Der Serbel-SoBli treibt die Heuchelei auf die Spitze.

Journalismus, vor allem in seiner niedrigsten Ausprägung, zeichnet sich durch eine gute Portion Unverfrorenheit, Chuzpe, das ansatzlose Wechseln von Positionen, grossmäulige Behauptungen und kleingedruckte Korrekturen aus. Zudem fehlt ihm jede Form der Selbstkritik.

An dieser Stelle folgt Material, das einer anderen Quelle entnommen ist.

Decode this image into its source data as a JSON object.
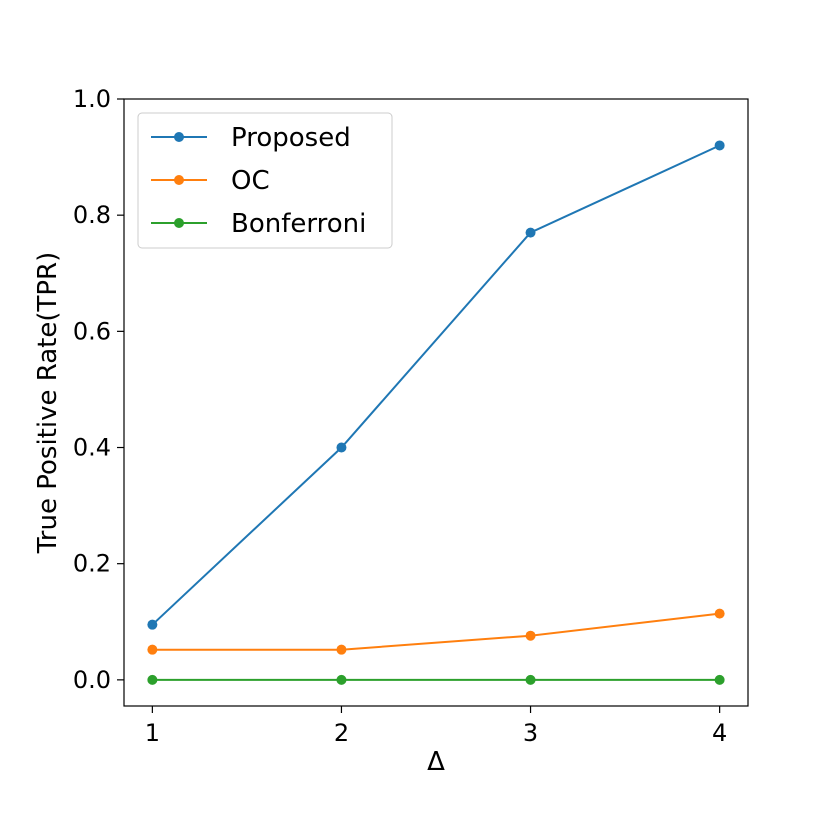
{
  "chart_data": {
    "type": "line",
    "xlabel": "Δ",
    "ylabel": "True Positive Rate(TPR)",
    "x": [
      1,
      2,
      3,
      4
    ],
    "xlim": [
      0.85,
      4.15
    ],
    "ylim": [
      -0.045,
      1.0
    ],
    "xticks": [
      "1",
      "2",
      "3",
      "4"
    ],
    "yticks": [
      "0.0",
      "0.2",
      "0.4",
      "0.6",
      "0.8",
      "1.0"
    ],
    "legend_position": "top-left",
    "grid": false,
    "series": [
      {
        "name": "Proposed",
        "color": "#1f77b4",
        "values": [
          0.095,
          0.4,
          0.77,
          0.92
        ]
      },
      {
        "name": "OC",
        "color": "#ff7f0e",
        "values": [
          0.052,
          0.052,
          0.076,
          0.114
        ]
      },
      {
        "name": "Bonferroni",
        "color": "#2ca02c",
        "values": [
          0.0,
          0.0,
          0.0,
          0.0
        ]
      }
    ]
  }
}
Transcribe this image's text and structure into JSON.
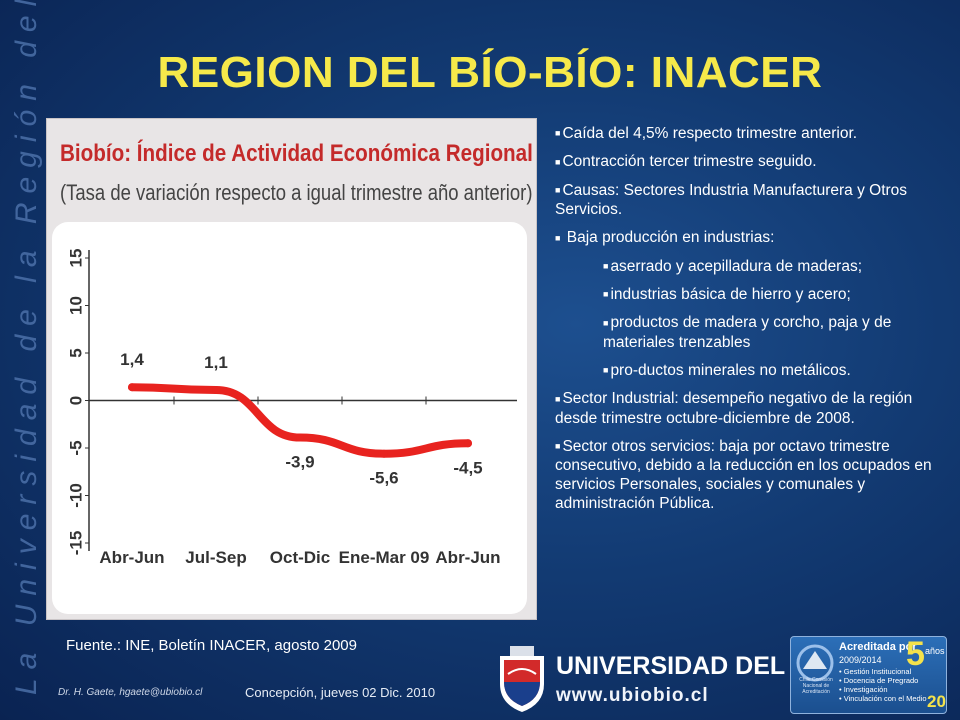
{
  "side_text": "La Universidad de la Región del Bío-Bío",
  "title": "REGION DEL BÍO-BÍO: INACER",
  "chart_data": {
    "type": "line",
    "title": "Biobío: Índice de Actividad Económica Regional",
    "subtitle": "(Tasa de variación respecto a igual trimestre año anterior)",
    "categories": [
      "Abr-Jun",
      "Jul-Sep",
      "Oct-Dic",
      "Ene-Mar 09",
      "Abr-Jun"
    ],
    "values": [
      1.4,
      1.1,
      -3.9,
      -5.6,
      -4.5
    ],
    "value_labels": [
      "1,4",
      "1,1",
      "-3,9",
      "-5,6",
      "-4,5"
    ],
    "yticks": [
      "15",
      "10",
      "5",
      "0",
      "-5",
      "-10",
      "-15"
    ],
    "ylim": [
      -15,
      15
    ],
    "line_color": "#e8231f",
    "grid": false
  },
  "bullets": [
    {
      "text": "Caída del 4,5% respecto trimestre anterior.",
      "level": 0
    },
    {
      "text": "Contracción tercer trimestre seguido.",
      "level": 0
    },
    {
      "text": "Causas: Sectores Industria  Manufacturera y Otros Servicios.",
      "level": 0
    },
    {
      "text": " Baja producción en industrias:",
      "level": 0
    },
    {
      "text": "aserrado y acepilladura de maderas;",
      "level": 1
    },
    {
      "text": "industrias básica de hierro y acero;",
      "level": 1
    },
    {
      "text": "productos de madera y corcho, paja y de materiales trenzables",
      "level": 1
    },
    {
      "text": "pro-ductos minerales no metálicos.",
      "level": 1
    },
    {
      "text": "Sector Industrial: desempeño negativo de la región desde trimestre octubre-diciembre de 2008.",
      "level": 0
    },
    {
      "text": "Sector otros servicios: baja por octavo trimestre consecutivo, debido a la reducción en los ocupados en servicios Personales, sociales y comunales y administración Pública.",
      "level": 0
    }
  ],
  "source": "Fuente.: INE, Boletín INACER, agosto 2009",
  "footer": {
    "author": "Dr. H. Gaete,     hgaete@ubiobio.cl",
    "date": "Concepción, jueves  02 Dic. 2010",
    "page_number": "20"
  },
  "university": {
    "name": "UNIVERSIDAD DEL BÍO-BÍO",
    "url": "www.ubiobio.cl"
  },
  "accreditation": {
    "title": "Acreditada por",
    "years_number": "5",
    "years_word": "años",
    "period": "2009/2014",
    "logo_text": "Chile Comisión Nacional de Acreditación",
    "items": [
      "• Gestión Institucional",
      "• Docencia de Pregrado",
      "• Investigación",
      "• Vinculación con el Medio"
    ]
  },
  "colors": {
    "title": "#f6e94a",
    "chart_title": "#c42a2a",
    "background": "#123a72"
  }
}
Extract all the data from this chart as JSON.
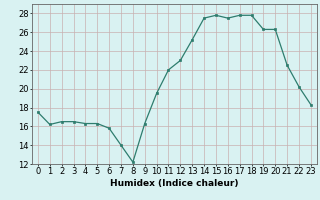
{
  "x": [
    0,
    1,
    2,
    3,
    4,
    5,
    6,
    7,
    8,
    9,
    10,
    11,
    12,
    13,
    14,
    15,
    16,
    17,
    18,
    19,
    20,
    21,
    22,
    23
  ],
  "y": [
    17.5,
    16.2,
    16.5,
    16.5,
    16.3,
    16.3,
    15.8,
    14.0,
    12.2,
    16.3,
    19.5,
    22.0,
    23.0,
    25.2,
    27.5,
    27.8,
    27.5,
    27.8,
    27.8,
    26.3,
    26.3,
    22.5,
    20.2,
    18.3
  ],
  "line_color": "#2e7d6e",
  "marker": "s",
  "marker_size": 2.0,
  "bg_color": "#d9f2f2",
  "grid_color": "#c8b0b0",
  "xlabel": "Humidex (Indice chaleur)",
  "xlim": [
    -0.5,
    23.5
  ],
  "ylim": [
    12,
    29
  ],
  "yticks": [
    12,
    14,
    16,
    18,
    20,
    22,
    24,
    26,
    28
  ],
  "xtick_labels": [
    "0",
    "1",
    "2",
    "3",
    "4",
    "5",
    "6",
    "7",
    "8",
    "9",
    "10",
    "11",
    "12",
    "13",
    "14",
    "15",
    "16",
    "17",
    "18",
    "19",
    "20",
    "21",
    "22",
    "23"
  ],
  "xlabel_fontsize": 6.5,
  "tick_fontsize": 6.0
}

Eigentlich wollte ZACKBUM über den Konzernbüttel Reza Rafi kein Wort mehr verlieren, alleine schon aus hygienischen Gründen. Aber dieser Provokation zu widerstehen, wäre übermenschlich:

«Rammstein-Anwalt Christian Schertz rechnet mit den Medien ab», überschreibt Rafi sein Interview. Daraus ergibt sich die besorgte Frage, ob der frischgebackene und von einem Flop zum nächsten eilende SoBli-Chefredaktor an galoppierendem Gedächtnisverlust leidet.

Launig beginnt Rafi seinen Text: «Christian Schertz: Ein Name, der in vielen Redaktionen Bibbern auslöst.» Allerdings. zum Beispiel auf der «Blick»-Redaktion. Dann lässt Rafi den Anwalt doch tatsächlich solche Sachen sagen:

«Wir haben immer wieder Fälle, in denen eine Person einseitig und ohne Belege Vorwürfe erhebt und die Medien das übernehmen. Dann kommt jeweils der Alibi-Satz: Es gilt die Unschuldsvermutung. Ich finde diese Entwicklung, diese Form von Verdachtsberichterstattung, verheerend.»

Genau solche Vorwürfe hat auch der «Blick» kolportiert und ausgeweitet. Auch der SoBli hat an dieser Schmutzkampagne mitgewirkt und ein paar Paparazzi-Fotos vor dem Hotel, in dem die Combo in Bern abstieg, zum «Wahnsinn von Bern» hochgepumpt.

Rafi spricht hier mit dem Anwalt, der gerade den «Blick» dazu gezwungen hatte, einen seiner Schmierenartikel über den Sänger der Band Rammstein zu löschen und eine «umfangreiche, strafbewehrte Unterlassungserklärung abzugeben».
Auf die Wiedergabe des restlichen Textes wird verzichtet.